We were heartened to have the participation of government representatives from three countries with gender-discriminatory nationality laws, who shared their commitment to support efforts to enact needed reforms. This included Eswatini’s Minister of Labour and Social Security who reaffirmed the countries’ 2019 pledge made at the High-Level Segment on Statelessness to end gender discrimination in their nationality laws by 2030. The Secretary of Kiribati’s Ministry of Women, Youth and Social Affairs, Maryanne Namakin, also affirmed the government’s goals to advance gender equality and to work towards addressing remaining gaps in the nationality law, which presently does not permit i-Kiribati women to confer nationality on their children born abroad or on a non-national spouse on an equal basis with men. A representative of Iraq’s Ministry of Interior, Major General Nashat Ibraheem Shallal Al-Khafaji noted that the Constitution upholds Iraqi women and men’s right to confer nationality on their children, but gaps remain in the nationality law, which does not uphold women’s right to confer nationality on their children born abroad. Major General Al-Khafaji shared the Ministry of Interior’s commitment to continue to work on these gaps to uphold the rights of Iraqi women no matter whether she gives birth inside Iraq or abroad.
Major General Al-Khafaji closed by noting:
“It was very painful to hear the testimonies of several speakers. But I hope that Arabic countries are starting and we hope in the near future to work step by step like Morocco and several other countries did [to remove gender-discriminatory nationality law provisions]."

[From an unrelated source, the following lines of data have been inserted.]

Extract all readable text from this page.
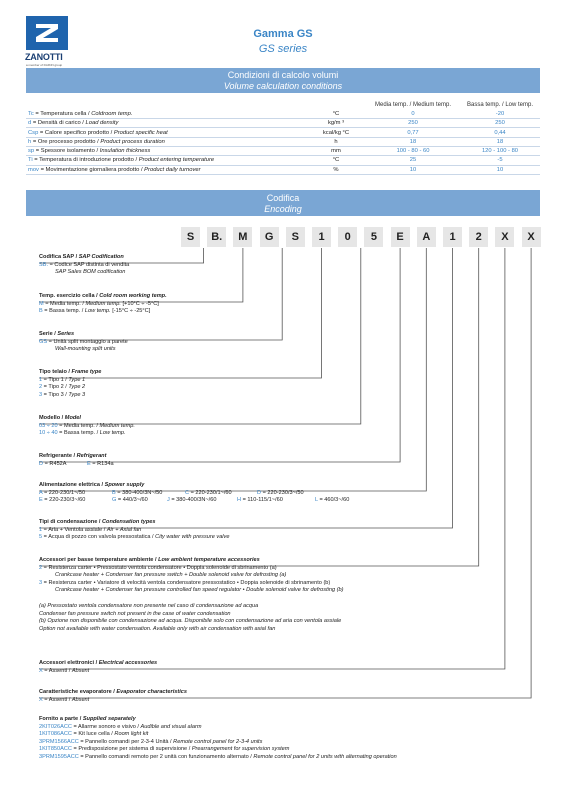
ZANOTTI
a member of DAIKIN group
Gamma GS
GS series
Condizioni di calcolo volumi
Volume calculation conditions
		Media temp. / Medium temp.	Bassa temp. / Low temp.
Tc = Temperatura cella / Coldroom temp.	°C	0	-20
d = Densità di carico / Load density	kg/m ³	250	250
Csp = Calore specifico prodotto / Product specific heat	kcal/kg °C	0,77	0,44
h = Ore processo prodotto / Product process duration	h	18	18
sp = Spessore isolamento / Insulation thickness	mm	100 - 80 - 60	120 - 100 - 80
Ti = Temperatura di introduzione prodotto / Product entering temperature	°C	25	-5
mov = Movimentazione giornaliera prodotto / Product daily turnover	%	10	10
Codifica
Encoding
S	B.	M	G	S	1	0	5	E	A	1	2	X	X
Codifica SAP / SAP Codification
SB. = Codice SAP distinta di vendita
SAP Sales BOM codification
Temp. esercizio cella / Cold room working temp.
M = Media temp. / Medium temp. [+10°C ÷ -5°C]
B = Bassa temp. / Low temp. [-15°C ÷ -25°C]
Serie / Series
GS = Unità split montaggio a parete
Wall-mounting split units
Tipo telaio / Frame type
1 = Tipo 1 / Type 1
2 = Tipo 2 / Type 2
3 = Tipo 3 / Type 3
Modello / Model
03 ÷ 20 = Media temp. / Medium temp.
10 ÷ 40 = Bassa temp. / Low temp.
Refrigerante / Refrigerant
D = R452A	E = R134a
Alimentazione elettrica / Spower supply
A = 220-230/1~/50	B = 380-400/3N~/50	C = 220-230/1~/60	D = 220-230/3~/50
E = 220-230/3~/60	G = 440/3~/60	J = 380-400/3N~/60	H = 110-115/1~/60	L = 460/3~/60
Tipi di condensazione / Condensation types
1 = Aria + Ventola assiale / Air + Axial fan
5 = Acqua di pozzo con valvola pressostatica / City water with pressure valve
Accessori per basse temperature ambiente / Low ambient temperature accessories
2 = Resistenza carter • Pressostato ventola condensatore • Doppia solenoide di sbrinamento (a)
Crankcase heater + Condenser fan pressure switch + Double solenoid valve for defrosting (a)
3 = Resistenza carter • Variatore di velocità ventola condensatore pressostatico • Doppia solenoide di sbrinamento (b)
Crankcase heater + Condenser fan pressure controlled fan speed regulator • Double solenoid valve for defrosting (b)
(a) Pressostato ventola condensatore non presente nel caso di condensazione ad acqua
Condenser fan pressure switch not present in the case of water condensation
(b) Opzione non disponibile con condensazione ad acqua. Disponibile solo con condensazione ad aria con ventola assiale
Option not available with water condensation. Available only with air condensation with axial fan
Accessori elettronici / Electrical accessories
X = Assenti / Absent
Caratteristiche evaporatore / Evaporator characteristics
X = Assenti / Absent
Fornito a parte / Supplied separately
2KIT026ACC = Allarme sonoro e visivo / Audible and visual alarm
1KIT086ACC = Kit luce cella / Room light kit
3PRM1566ACC = Pannello comandi per 2-3-4 Unità / Remote control panel for 2-3-4 units
1KIT850ACC = Predisposizione per sistema di supervisione / Prearrangement for supervision system
3PRM1595ACC = Pannello comandi remoto per 2 unità con funzionamento alternato / Remote control panel for 2 units with alternating operation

We also heard from several countries about their experience of successfully enacting reforms to remove gender-discriminatory provisions, with Indonesia’s Permanent Representative to the UN, H.E. Febrian Ruddyard, and Morocco’s President of the national Human Rights Commission, Ms. Amina Bouayach, sharing the many benefits of gender-equal nationality laws for their countries.
These recent reforms and the reforms already enacted by the vast majority of states prove a simple fact that is critical to any conversation about gender discrimination in nationality laws. There is a simple solution to this manmade problem that can end unnecessary suffering. It does not require research or vast sums of money to find a solution. It simply requires political will. We need political leaders in the countries where these discriminatory nationality laws persist to show bold leadership in the face of myths that seek to justify the perpetuation of this injustice. We can realize a world with gender-equal nationality rights – in most instances by changing one word in the law; ‘men’ to ‘citizens.’
I hope that the Global Summit and the awareness and momentum stemming from it brings us closer to that world. Affected persons, human rights activists, and principled political leaders are working every day for that reality. We stand ready to join hands with political leaders where gender-discriminatory nationality laws persist to take these next steps together.